She's just bitter because she lost all the weight only to discover she doesn't have a pretty face after all.
I just used a tire swing as a toilet. I think I'm gonna pass out here so I can see the look on the first kid who uses it in the morning.
i have a dinosaur tramp stamp
We're gonna have the chick that teaches kindergarteners to fold origami roll the joints.
I walked in and she was kneeling on the ground with no pants on, throwing up, and holding the puppy. It was one of those moments, where i was like damn i wish i had my camera.
I'm supposed to be maturing, but no instead I'll be shitting my pants in Delaware for my 30th.

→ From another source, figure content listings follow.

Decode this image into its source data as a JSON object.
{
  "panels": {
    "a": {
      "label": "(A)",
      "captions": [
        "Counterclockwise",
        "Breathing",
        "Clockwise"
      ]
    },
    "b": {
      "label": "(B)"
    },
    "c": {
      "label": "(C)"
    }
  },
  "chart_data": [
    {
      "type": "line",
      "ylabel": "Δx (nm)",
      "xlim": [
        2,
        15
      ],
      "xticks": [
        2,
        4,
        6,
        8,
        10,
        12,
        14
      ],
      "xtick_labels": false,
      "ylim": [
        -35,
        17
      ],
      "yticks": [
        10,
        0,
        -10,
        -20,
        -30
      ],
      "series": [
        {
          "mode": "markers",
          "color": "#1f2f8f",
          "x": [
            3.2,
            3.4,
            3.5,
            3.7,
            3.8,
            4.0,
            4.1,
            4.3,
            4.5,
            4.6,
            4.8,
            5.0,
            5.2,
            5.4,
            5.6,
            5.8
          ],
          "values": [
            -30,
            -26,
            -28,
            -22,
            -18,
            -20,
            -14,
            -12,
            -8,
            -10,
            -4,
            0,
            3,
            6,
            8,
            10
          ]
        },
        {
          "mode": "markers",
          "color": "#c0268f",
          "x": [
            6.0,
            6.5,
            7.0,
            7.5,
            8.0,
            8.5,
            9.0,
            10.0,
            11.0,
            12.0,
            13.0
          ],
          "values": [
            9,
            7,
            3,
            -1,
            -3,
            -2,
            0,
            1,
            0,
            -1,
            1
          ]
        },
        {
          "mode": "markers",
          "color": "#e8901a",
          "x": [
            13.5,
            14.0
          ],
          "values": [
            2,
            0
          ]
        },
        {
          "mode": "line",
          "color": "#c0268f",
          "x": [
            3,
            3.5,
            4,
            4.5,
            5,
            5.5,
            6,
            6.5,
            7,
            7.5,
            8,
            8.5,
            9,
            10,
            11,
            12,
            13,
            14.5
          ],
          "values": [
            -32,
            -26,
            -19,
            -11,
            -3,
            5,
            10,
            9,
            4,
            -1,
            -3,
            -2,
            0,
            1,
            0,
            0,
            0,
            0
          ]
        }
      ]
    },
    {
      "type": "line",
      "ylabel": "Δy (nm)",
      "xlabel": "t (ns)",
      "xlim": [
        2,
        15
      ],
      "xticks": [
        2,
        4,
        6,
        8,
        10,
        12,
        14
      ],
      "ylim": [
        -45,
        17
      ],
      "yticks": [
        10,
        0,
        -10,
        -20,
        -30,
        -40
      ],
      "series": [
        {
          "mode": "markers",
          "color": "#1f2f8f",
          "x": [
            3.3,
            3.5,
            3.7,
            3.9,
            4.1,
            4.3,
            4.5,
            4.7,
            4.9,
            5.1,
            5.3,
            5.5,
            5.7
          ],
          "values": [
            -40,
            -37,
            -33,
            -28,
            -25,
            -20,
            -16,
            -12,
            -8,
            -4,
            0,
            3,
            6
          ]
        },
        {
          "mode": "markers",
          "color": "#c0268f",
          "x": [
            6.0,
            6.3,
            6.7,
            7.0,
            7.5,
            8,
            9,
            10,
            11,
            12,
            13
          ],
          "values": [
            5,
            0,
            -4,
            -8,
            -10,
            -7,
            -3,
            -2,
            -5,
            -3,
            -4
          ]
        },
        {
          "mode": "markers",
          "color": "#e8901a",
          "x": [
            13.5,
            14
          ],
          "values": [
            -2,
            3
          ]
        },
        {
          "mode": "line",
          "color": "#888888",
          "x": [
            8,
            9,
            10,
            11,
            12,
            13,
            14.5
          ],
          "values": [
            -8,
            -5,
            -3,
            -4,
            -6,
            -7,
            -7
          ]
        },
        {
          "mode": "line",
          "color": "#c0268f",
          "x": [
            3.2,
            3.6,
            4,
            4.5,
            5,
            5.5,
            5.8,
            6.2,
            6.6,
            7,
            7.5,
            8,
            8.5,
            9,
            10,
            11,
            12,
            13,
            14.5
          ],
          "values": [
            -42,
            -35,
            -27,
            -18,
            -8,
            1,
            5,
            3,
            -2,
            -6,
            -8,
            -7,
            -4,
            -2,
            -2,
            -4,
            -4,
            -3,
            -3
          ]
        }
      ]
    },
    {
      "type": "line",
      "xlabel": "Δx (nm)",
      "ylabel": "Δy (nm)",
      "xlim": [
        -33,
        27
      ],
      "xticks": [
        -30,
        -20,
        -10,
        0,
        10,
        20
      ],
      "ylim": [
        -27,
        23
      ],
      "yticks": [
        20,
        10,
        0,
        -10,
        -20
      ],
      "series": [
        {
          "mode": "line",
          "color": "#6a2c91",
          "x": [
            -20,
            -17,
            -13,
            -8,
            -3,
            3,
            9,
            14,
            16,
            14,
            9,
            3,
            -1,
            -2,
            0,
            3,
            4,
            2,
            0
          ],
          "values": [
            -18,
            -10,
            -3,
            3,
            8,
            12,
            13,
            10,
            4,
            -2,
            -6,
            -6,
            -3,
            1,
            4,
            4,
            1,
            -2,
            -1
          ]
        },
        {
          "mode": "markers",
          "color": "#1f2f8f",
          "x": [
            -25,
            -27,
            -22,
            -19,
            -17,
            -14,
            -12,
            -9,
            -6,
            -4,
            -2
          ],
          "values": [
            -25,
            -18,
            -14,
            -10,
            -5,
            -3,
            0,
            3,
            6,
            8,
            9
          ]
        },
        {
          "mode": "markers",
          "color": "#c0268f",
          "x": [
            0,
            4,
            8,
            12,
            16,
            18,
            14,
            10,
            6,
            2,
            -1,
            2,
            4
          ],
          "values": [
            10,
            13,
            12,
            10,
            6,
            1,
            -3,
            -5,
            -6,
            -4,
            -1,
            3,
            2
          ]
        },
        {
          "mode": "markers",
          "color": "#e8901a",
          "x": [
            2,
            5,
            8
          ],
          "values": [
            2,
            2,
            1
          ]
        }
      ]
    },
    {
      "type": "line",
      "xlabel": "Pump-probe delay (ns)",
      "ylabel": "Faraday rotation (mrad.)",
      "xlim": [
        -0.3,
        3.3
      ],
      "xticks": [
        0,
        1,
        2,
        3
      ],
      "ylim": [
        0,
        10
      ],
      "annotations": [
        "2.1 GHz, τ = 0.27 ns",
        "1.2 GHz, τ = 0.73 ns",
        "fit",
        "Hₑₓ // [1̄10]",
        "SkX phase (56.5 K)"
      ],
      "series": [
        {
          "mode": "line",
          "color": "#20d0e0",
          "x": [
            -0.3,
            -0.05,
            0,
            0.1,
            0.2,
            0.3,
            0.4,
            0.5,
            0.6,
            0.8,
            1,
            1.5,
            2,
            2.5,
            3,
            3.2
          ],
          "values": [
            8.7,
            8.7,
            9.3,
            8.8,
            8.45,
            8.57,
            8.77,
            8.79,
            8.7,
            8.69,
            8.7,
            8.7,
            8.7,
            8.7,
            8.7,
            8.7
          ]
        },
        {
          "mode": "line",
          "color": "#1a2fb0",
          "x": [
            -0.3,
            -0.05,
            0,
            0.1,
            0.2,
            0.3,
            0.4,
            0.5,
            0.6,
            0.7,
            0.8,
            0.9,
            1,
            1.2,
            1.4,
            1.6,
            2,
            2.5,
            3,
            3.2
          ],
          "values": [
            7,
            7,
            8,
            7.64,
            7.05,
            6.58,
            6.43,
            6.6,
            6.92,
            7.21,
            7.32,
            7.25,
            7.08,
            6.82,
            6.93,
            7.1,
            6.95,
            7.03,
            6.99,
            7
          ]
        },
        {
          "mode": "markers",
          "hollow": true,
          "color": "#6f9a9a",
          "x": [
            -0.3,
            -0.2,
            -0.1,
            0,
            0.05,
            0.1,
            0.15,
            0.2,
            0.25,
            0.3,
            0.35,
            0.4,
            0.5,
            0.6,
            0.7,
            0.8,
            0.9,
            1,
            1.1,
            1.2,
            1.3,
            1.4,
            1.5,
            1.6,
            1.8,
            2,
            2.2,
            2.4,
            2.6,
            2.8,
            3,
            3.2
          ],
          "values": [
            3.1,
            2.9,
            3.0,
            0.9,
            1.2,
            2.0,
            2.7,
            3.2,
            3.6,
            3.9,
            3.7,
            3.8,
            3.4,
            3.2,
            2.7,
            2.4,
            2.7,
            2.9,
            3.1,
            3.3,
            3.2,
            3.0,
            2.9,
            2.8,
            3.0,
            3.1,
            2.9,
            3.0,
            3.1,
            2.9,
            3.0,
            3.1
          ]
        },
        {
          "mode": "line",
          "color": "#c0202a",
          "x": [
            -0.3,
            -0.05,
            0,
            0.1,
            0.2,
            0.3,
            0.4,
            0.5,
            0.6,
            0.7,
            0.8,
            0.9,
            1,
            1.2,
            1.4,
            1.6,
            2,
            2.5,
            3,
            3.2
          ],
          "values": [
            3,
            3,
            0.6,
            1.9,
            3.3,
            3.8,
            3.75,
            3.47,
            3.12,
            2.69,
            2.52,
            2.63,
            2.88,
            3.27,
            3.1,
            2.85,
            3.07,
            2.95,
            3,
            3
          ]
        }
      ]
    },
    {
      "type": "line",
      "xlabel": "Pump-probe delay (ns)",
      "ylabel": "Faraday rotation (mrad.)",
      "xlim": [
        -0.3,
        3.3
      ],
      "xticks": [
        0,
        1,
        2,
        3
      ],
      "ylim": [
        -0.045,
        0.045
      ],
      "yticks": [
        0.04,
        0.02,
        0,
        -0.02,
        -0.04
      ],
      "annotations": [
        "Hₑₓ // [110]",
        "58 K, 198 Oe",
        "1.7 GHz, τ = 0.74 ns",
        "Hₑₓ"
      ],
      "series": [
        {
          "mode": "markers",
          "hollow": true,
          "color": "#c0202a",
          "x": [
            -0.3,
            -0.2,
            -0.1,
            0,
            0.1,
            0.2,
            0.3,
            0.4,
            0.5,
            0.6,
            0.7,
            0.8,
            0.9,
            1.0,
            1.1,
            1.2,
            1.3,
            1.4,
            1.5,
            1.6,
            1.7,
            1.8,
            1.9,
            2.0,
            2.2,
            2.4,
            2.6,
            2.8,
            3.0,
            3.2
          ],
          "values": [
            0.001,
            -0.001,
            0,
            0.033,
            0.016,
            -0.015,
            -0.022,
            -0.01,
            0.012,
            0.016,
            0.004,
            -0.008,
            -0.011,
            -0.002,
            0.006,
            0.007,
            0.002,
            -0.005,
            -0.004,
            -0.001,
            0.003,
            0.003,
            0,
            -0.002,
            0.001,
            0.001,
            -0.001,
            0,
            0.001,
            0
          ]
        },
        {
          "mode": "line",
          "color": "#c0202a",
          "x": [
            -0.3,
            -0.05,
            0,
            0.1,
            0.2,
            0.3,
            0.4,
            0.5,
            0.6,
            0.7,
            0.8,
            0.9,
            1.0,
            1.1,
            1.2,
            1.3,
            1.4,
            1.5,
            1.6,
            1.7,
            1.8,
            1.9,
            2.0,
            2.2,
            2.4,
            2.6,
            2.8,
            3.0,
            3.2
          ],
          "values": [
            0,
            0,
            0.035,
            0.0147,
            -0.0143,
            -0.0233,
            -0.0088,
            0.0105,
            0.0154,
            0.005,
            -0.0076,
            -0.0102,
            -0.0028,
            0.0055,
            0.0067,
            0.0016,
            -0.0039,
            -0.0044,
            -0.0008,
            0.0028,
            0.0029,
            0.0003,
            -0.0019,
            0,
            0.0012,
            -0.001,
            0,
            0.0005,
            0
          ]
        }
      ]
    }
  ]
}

Hahahaha nah you won't shit your pants - but you will fully try mushrooms.
We were coming but I found wine on my way out the door.
I realize designer coke was a douchey thing to say but the point of the story is I did bath salts
A guy just grabbed my balls before he shook my hand because he thought he knew me.
conclusion from last night: i should wear boob glitter more often
Well, I wish you luck on finding out who your boyfriend is
Ohhh the usual. Laying in bed reflecting on my decisions
I guess I can check "drink alone in the dark" off my bucket list
I came home in someone else's underwear this morning
Atleast you got a souvenir
Officially hit an ultimate low today. I was so hung-over I threw up on the ground in front of the jousting display in the London tower. But on a positive note, Brits are very understanding when you vomit on their history.